Uğur Mumcu Meydanı’nda siyasi partiler ve STK’lar temel beslenme yardımlarını koordine etmeye başlamışlardı. Ama üçüncü gün halen ortada kamu otoritesi adına bir varlık yoktu. Üçüncü günün akşamı Islahiye’ye hareket etmek üzere yola çıktık. Ancak yolda depremden kaynaklı yer yer yarıklar meydana gelmiş yer yer de tümsekler oluşmuştu. Ancak ulaşıma açılmıştı yollar. Geceyi İslahiye’nin Boğaziçi köyünde geçirdik. Köyde de halk kendi imkanlarıyla 45 cenazeyi çıkarmışlardı. Buraya gelen tek yardım köylülerin İstanbul’da ve Avrupa’daki akrabalarının yönlendirmiş oldukları yardımlardı. Kamu otoritesi buraya da ulaşmamıştı. Geceyi araçta geçirdik ve sabah erkenden Islahiye’ye doğru yola çıktık. Islahiye meydanına varmak için yoğun bir çaba sarfettik. Lakin şehir içinde meydana çıkan her yol enkazlar nedeniyle kapalıydı. Islahiye’nin yüzde 50’si yıkılmış durumdaydı. Ancak dördüncü günde artık beslenme ve temel ihtiyaç malzemeleri deprem bölgelerine ulaşmıştı. Fakat halen arama kurtarma ekipleri bazı yerlerde ya hiç yoktu ya da yetersizdi. İnsanlar halen enkazların başında kendi yakınlarının seslerini duyduklarını bize iletiyorlardı ve yakınlarını çıkaramamanın çaresizliğini yaşıyorlardı.

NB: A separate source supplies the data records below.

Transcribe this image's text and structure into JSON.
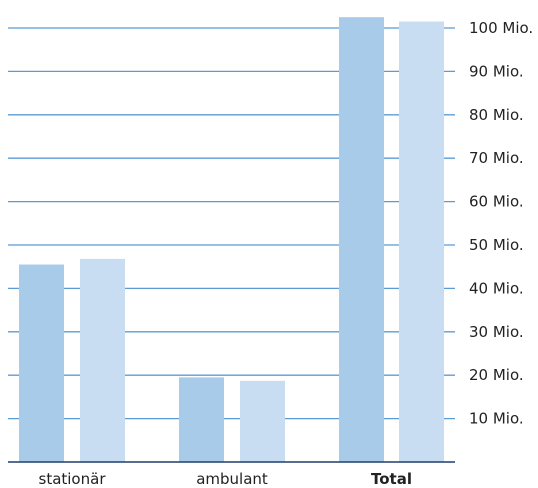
{
  "chart_data": {
    "type": "bar",
    "categories": [
      "stationär",
      "ambulant",
      "Total"
    ],
    "bold_categories": [
      "Total"
    ],
    "series": [
      {
        "values": [
          45.5,
          19.5,
          102.5
        ],
        "color": "#a9cbea"
      },
      {
        "values": [
          46.8,
          18.7,
          101.5
        ],
        "color": "#c8dcf2"
      }
    ],
    "y_ticks": [
      10,
      20,
      30,
      40,
      50,
      60,
      70,
      80,
      90,
      100
    ],
    "y_tick_labels": [
      "10 Mio.",
      "20 Mio.",
      "30 Mio.",
      "40 Mio.",
      "50 Mio.",
      "60 Mio.",
      "70 Mio.",
      "80 Mio.",
      "90 Mio.",
      "100 Mio."
    ],
    "ylim": [
      0,
      100
    ],
    "y_axis_position": "right",
    "grid": true,
    "grid_color": "#5b9bd5",
    "baseline_color": "#1f3f6e"
  }
}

Erdoğan da etrafındaki koruma ordusuyla enkazlardan uzak deprem bölgeleri turuna çıkmıştı. Gittiği her yerde insanların feryatlarını dinleyip müdahale etmek yerine, sahada çalışan insanları tehdit etmekle meşguldü. AFAD ise depreme hem mental, hem de lojistik olarak hazırlıksız yakalanmanın şaşkınlığını üstünden attıktan sonra deprem bölgelerine gelen yardımlara el koyup bize aktarılanlara göre ulaştırılması gereken yerlere dağıtmıyordu.

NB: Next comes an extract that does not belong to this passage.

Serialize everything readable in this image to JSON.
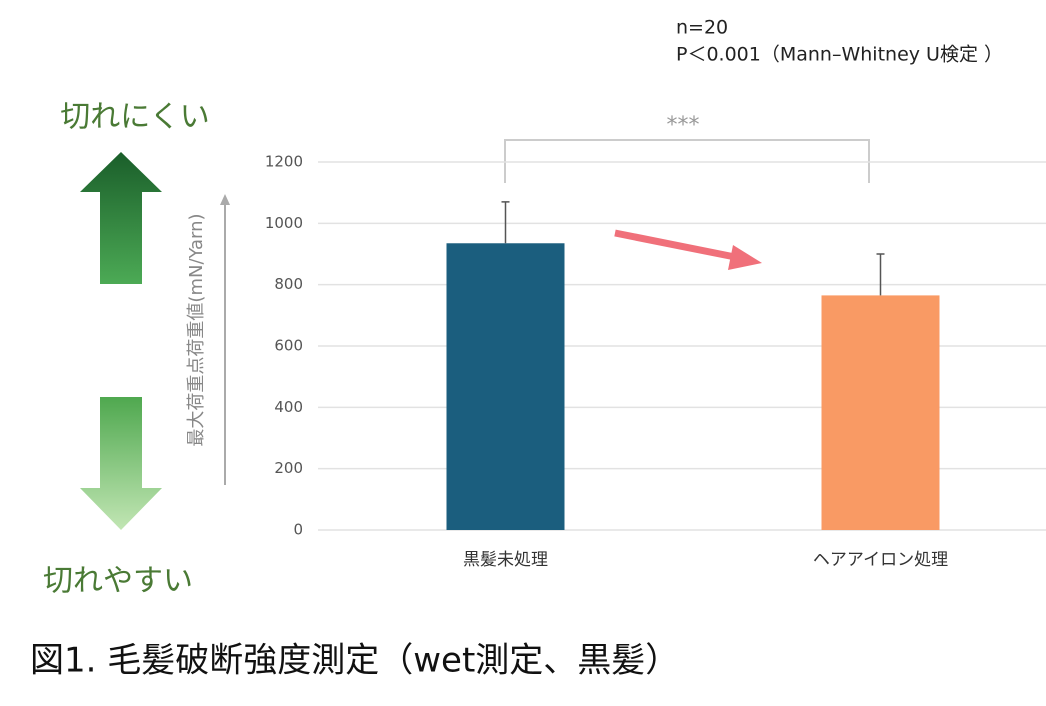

Islahiye’den sonra Nurdağı’nı geçip depremin merkez üssü olan Pazarcık’a vardık. Pazarcık’ta cemevleri binalarını siyasi partiler ve STK’ların gelen yardımlarının tasniflenmesine ve depolanmasına açmışlardı. Burada HDP’nin kayyum atanmayan ender belediyelerinden olan Silopi Belediyesi ve Dersim Belediyesi sıcak yemek dağıtmak için aşevlerini kurmuşlardı. Pazarcık’ta hasar almayan bina neredeyse yok gibiydi. Ancak yıkım oranı Antakya’ya göre daha düşüktü. Kamu otoritesi Pazarcık’ta da yoktu.

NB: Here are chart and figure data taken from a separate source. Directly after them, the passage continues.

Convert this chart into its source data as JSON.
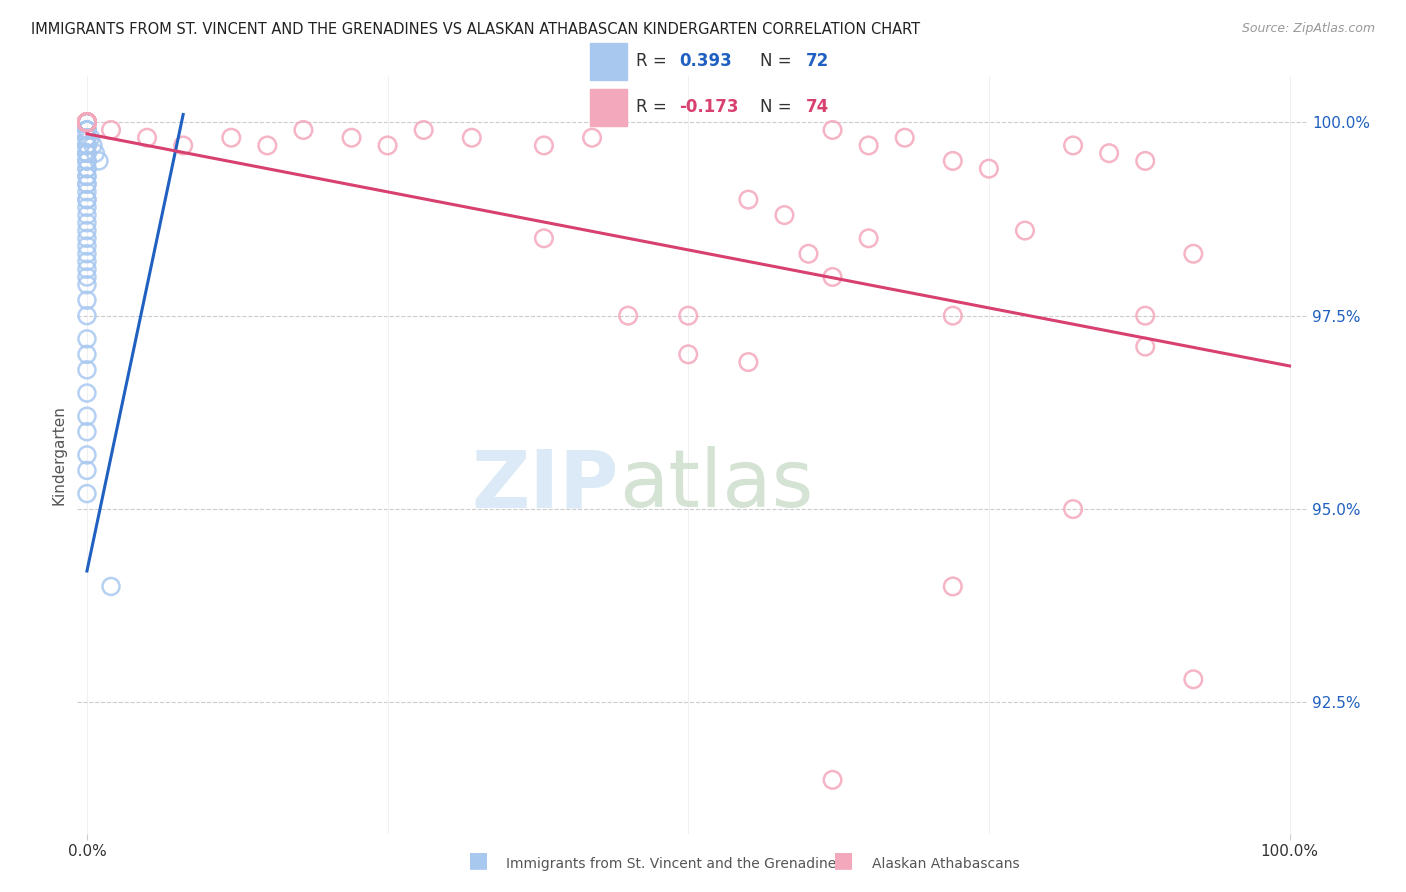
{
  "title": "IMMIGRANTS FROM ST. VINCENT AND THE GRENADINES VS ALASKAN ATHABASCAN KINDERGARTEN CORRELATION CHART",
  "source": "Source: ZipAtlas.com",
  "ylabel": "Kindergarten",
  "ylabel_right_labels": [
    "100.0%",
    "97.5%",
    "95.0%",
    "92.5%"
  ],
  "ylabel_right_values": [
    1.0,
    0.975,
    0.95,
    0.925
  ],
  "y_min": 0.908,
  "y_max": 1.006,
  "x_min": -0.008,
  "x_max": 1.015,
  "blue_R": 0.393,
  "blue_N": 72,
  "pink_R": -0.173,
  "pink_N": 74,
  "blue_label": "Immigrants from St. Vincent and the Grenadines",
  "pink_label": "Alaskan Athabascans",
  "blue_color": "#a8c8f0",
  "pink_color": "#f4a8bc",
  "blue_line_color": "#2060c0",
  "pink_line_color": "#d84070",
  "background_color": "#ffffff",
  "blue_trend_x0": 0.0,
  "blue_trend_y0": 0.942,
  "blue_trend_x1": 0.08,
  "blue_trend_y1": 1.001,
  "pink_trend_x0": 0.0,
  "pink_trend_y0": 0.9985,
  "pink_trend_x1": 1.0,
  "pink_trend_y1": 0.9685,
  "blue_x": [
    0.0,
    0.0,
    0.0,
    0.0,
    0.0,
    0.0,
    0.0,
    0.0,
    0.0,
    0.0,
    0.0,
    0.0,
    0.0,
    0.0,
    0.0,
    0.0,
    0.0,
    0.0,
    0.0,
    0.0,
    0.0,
    0.0,
    0.0,
    0.0,
    0.0,
    0.0,
    0.0,
    0.0,
    0.0,
    0.0,
    0.0,
    0.0,
    0.0,
    0.0,
    0.0,
    0.0,
    0.0,
    0.0,
    0.0,
    0.0,
    0.0,
    0.0,
    0.0,
    0.0,
    0.0,
    0.0,
    0.0,
    0.0,
    0.0,
    0.0,
    0.0,
    0.0,
    0.0,
    0.0,
    0.0,
    0.0,
    0.0,
    0.0,
    0.0,
    0.0,
    0.0,
    0.0,
    0.0,
    0.0,
    0.0,
    0.0,
    0.0,
    0.003,
    0.005,
    0.007,
    0.01,
    0.02
  ],
  "blue_y": [
    1.0,
    1.0,
    1.0,
    1.0,
    1.0,
    1.0,
    1.0,
    1.0,
    1.0,
    1.0,
    1.0,
    1.0,
    1.0,
    1.0,
    1.0,
    0.999,
    0.999,
    0.999,
    0.999,
    0.999,
    0.998,
    0.998,
    0.998,
    0.998,
    0.997,
    0.997,
    0.997,
    0.997,
    0.997,
    0.996,
    0.996,
    0.996,
    0.996,
    0.995,
    0.995,
    0.995,
    0.994,
    0.994,
    0.993,
    0.993,
    0.992,
    0.992,
    0.991,
    0.99,
    0.99,
    0.989,
    0.988,
    0.987,
    0.986,
    0.985,
    0.984,
    0.983,
    0.982,
    0.981,
    0.98,
    0.979,
    0.977,
    0.975,
    0.972,
    0.97,
    0.968,
    0.965,
    0.962,
    0.96,
    0.957,
    0.955,
    0.952,
    0.998,
    0.997,
    0.996,
    0.995,
    0.94
  ],
  "pink_x": [
    0.0,
    0.0,
    0.0,
    0.0,
    0.0,
    0.0,
    0.0,
    0.0,
    0.0,
    0.0,
    0.0,
    0.0,
    0.0,
    0.0,
    0.0,
    0.0,
    0.0,
    0.0,
    0.0,
    0.0,
    0.0,
    0.0,
    0.0,
    0.0,
    0.0,
    0.0,
    0.0,
    0.0,
    0.0,
    0.0,
    0.0,
    0.0,
    0.0,
    0.0,
    0.0,
    0.02,
    0.05,
    0.08,
    0.12,
    0.15,
    0.18,
    0.22,
    0.25,
    0.28,
    0.32,
    0.38,
    0.42,
    0.5,
    0.55,
    0.58,
    0.62,
    0.65,
    0.68,
    0.72,
    0.75,
    0.78,
    0.82,
    0.85,
    0.88,
    0.92,
    0.72,
    0.45,
    0.5,
    0.55,
    0.6,
    0.65,
    0.82,
    0.88,
    0.92,
    0.62,
    0.38,
    0.72,
    0.88,
    0.62
  ],
  "pink_y": [
    1.0,
    1.0,
    1.0,
    1.0,
    1.0,
    1.0,
    1.0,
    1.0,
    1.0,
    1.0,
    1.0,
    1.0,
    1.0,
    1.0,
    1.0,
    1.0,
    1.0,
    1.0,
    1.0,
    1.0,
    1.0,
    1.0,
    1.0,
    1.0,
    1.0,
    1.0,
    1.0,
    1.0,
    1.0,
    1.0,
    1.0,
    1.0,
    1.0,
    1.0,
    1.0,
    0.999,
    0.998,
    0.997,
    0.998,
    0.997,
    0.999,
    0.998,
    0.997,
    0.999,
    0.998,
    0.997,
    0.998,
    0.975,
    0.99,
    0.988,
    0.999,
    0.997,
    0.998,
    0.995,
    0.994,
    0.986,
    0.997,
    0.996,
    0.995,
    0.983,
    0.975,
    0.975,
    0.97,
    0.969,
    0.983,
    0.985,
    0.95,
    0.975,
    0.928,
    0.98,
    0.985,
    0.94,
    0.971,
    0.915
  ]
}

Devamında Adıyaman Gölbaşı’na geçmeye çalıştık. Depremin yıkıcı etkisi bütün merkezlerde olduğu gibi Gölbaşı’na da varmak trafikten kaynaklı neredeyse imkansızdı. Gölbaşı’daki görüntüler diğer deprem merkezlerini aratmıyordu. Hem depremin yarattığı yıkım, hem koordinasyonsuzluk, hem kamu otoritesinin yokluğu, hem de arama kurtarma çalışmalarının yok denecek kadar az olması nedeniyle depremzedeler çaresizdi. Bizler de mahcup şekilde birbirimize bakmaya devam ettik. Akşama doğru Adıyaman’a vardık. Karapınar Mahallesi Cemevi’nde HDP’nin öncülük ettiği yardım organizasyonunda sıcak yemek ve temel yardım çalışmalarının yapıldığını gördük. Ancak koordinasyonsuzluk burada da ilk göze çarpan durumdu. Enkaz bölgelerini gezdik. Kamu otoritesini ilk kez Adıyaman’da gördük. Adıyaman’da güvenlik görevlileri trafik düzenlemesine yardımcı oluyorlardı. Yine ilk ciddi anlamda arama kurtarma çalışmasını Adıyaman’da gördük. Adıyaman’da Soma’dan gelen madenciler ciddi bir çalışma ile arama kurtarma çalışmalarını yapıyorlardı.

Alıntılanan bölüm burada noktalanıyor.